Il se doutait qu'il mourrait jeune mais comment fourrer 80 ans de travail dans 40 ans de vie ?

Il fallait faire vite. Jamais d'emphase, du concentré: ne rêvait-il pas, avec son protecteur Queneau, d'adapter tout Racine en chansons ?

La chanson ? Il en produisit 500. Le roman ? Il en écrivit beaucoup plus qu'il n'en parut de son vivant. Les articles ? Il les rédigeait sur un coin de table, d'un geste.

L'opéra ? Cela ne lui faisait pas peur

On imagine parce que L'Ecume des jours s'est vendue à 5 millions d'exemplaires, que ses contemporains estimaient Vian à sa juste valeur. Connu, il n'était pas nécessairement reconnu. Il n'avait pas le temps d'en concevoir de l'amertume, il était déjà passé à autre chose.

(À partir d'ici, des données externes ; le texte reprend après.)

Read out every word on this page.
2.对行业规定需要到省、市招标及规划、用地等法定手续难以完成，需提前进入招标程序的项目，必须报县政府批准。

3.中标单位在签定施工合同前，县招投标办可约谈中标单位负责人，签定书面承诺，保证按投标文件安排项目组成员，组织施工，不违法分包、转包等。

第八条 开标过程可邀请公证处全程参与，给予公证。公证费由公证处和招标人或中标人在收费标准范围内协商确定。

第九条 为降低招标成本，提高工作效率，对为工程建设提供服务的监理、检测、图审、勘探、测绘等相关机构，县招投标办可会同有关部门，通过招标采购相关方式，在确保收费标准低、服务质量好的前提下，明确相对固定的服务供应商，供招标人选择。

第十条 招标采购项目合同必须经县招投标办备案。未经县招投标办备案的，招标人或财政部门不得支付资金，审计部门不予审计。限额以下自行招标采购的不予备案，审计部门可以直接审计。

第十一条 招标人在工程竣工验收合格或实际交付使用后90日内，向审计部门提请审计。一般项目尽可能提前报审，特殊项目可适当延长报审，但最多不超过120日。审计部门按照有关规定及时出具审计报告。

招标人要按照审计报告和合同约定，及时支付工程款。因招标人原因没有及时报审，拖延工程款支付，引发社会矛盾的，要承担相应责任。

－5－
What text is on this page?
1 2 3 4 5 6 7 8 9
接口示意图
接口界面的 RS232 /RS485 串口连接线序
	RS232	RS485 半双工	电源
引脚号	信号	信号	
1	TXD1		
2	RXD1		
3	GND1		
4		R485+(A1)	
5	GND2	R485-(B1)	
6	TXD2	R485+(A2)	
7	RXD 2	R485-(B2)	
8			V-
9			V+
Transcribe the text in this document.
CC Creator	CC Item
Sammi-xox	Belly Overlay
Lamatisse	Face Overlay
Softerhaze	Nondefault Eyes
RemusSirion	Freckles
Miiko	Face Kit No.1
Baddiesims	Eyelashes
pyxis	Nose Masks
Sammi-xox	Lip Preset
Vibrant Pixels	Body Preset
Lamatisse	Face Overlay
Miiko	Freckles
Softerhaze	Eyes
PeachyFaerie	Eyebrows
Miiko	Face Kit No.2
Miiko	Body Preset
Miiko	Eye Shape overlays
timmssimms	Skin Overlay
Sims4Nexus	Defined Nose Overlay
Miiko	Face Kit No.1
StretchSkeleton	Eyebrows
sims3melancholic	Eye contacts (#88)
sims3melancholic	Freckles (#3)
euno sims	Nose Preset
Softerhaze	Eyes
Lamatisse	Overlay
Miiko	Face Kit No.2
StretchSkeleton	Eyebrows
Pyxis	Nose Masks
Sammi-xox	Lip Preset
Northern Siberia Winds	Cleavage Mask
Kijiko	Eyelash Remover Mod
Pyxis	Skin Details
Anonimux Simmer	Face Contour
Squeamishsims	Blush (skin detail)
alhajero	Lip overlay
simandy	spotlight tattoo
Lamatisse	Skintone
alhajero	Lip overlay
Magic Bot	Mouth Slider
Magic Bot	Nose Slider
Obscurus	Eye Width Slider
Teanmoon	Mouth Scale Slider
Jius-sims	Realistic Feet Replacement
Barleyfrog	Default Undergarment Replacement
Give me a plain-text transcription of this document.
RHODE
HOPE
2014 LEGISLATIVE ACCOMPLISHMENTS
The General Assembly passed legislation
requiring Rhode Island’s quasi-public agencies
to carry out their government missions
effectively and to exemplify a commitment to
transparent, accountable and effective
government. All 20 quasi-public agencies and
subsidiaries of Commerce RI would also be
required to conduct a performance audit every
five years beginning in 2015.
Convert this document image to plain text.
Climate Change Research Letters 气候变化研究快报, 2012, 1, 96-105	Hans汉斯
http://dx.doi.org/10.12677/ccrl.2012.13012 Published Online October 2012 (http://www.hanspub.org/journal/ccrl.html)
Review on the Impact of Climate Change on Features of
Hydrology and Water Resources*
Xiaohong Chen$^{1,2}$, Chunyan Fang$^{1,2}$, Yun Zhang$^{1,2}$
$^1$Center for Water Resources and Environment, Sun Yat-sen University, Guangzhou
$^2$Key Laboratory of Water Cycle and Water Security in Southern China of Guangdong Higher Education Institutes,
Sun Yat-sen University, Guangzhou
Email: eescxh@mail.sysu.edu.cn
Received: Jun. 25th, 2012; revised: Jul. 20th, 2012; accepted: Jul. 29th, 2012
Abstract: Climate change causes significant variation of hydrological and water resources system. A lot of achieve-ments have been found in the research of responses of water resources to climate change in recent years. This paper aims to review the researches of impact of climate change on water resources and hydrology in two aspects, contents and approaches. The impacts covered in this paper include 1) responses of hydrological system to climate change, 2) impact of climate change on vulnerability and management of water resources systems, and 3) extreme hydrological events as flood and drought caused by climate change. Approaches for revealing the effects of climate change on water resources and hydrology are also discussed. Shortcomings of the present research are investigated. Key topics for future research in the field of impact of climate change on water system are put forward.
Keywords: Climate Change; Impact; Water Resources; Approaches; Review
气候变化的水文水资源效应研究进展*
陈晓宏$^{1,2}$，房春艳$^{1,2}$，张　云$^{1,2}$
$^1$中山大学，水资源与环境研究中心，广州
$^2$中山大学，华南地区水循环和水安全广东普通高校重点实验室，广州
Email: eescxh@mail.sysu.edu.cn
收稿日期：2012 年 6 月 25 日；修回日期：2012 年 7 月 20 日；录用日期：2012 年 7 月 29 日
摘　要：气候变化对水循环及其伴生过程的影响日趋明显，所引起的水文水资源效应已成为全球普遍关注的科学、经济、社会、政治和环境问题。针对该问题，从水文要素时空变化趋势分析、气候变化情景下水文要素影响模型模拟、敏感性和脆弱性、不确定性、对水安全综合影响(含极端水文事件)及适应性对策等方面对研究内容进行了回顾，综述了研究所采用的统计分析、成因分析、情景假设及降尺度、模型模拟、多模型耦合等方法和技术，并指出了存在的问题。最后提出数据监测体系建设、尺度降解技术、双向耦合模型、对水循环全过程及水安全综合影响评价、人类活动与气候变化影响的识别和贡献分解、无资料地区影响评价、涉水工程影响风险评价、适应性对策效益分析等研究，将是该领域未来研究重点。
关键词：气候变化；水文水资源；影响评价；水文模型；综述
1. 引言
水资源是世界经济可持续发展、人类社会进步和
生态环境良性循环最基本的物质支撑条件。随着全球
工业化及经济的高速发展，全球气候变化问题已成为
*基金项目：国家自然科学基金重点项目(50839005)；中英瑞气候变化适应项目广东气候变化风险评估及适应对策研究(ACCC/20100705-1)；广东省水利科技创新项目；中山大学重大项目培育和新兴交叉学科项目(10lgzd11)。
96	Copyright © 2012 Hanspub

Ses contemporains les plus exacts, ce sont les générations qui se sont succédé depuis. Celle de la guerre d'Algérie. Celle d'après 68. Celle d'aujourd'hui. A qui a été offerte en 2010 une édition en deux volumes des romans de Vian dans la prestigieuse Bibliothèque de la Pléiade. Et cet automne 2011 une exposition à la Bibliothèque Nationale de France. Une consécration de plus !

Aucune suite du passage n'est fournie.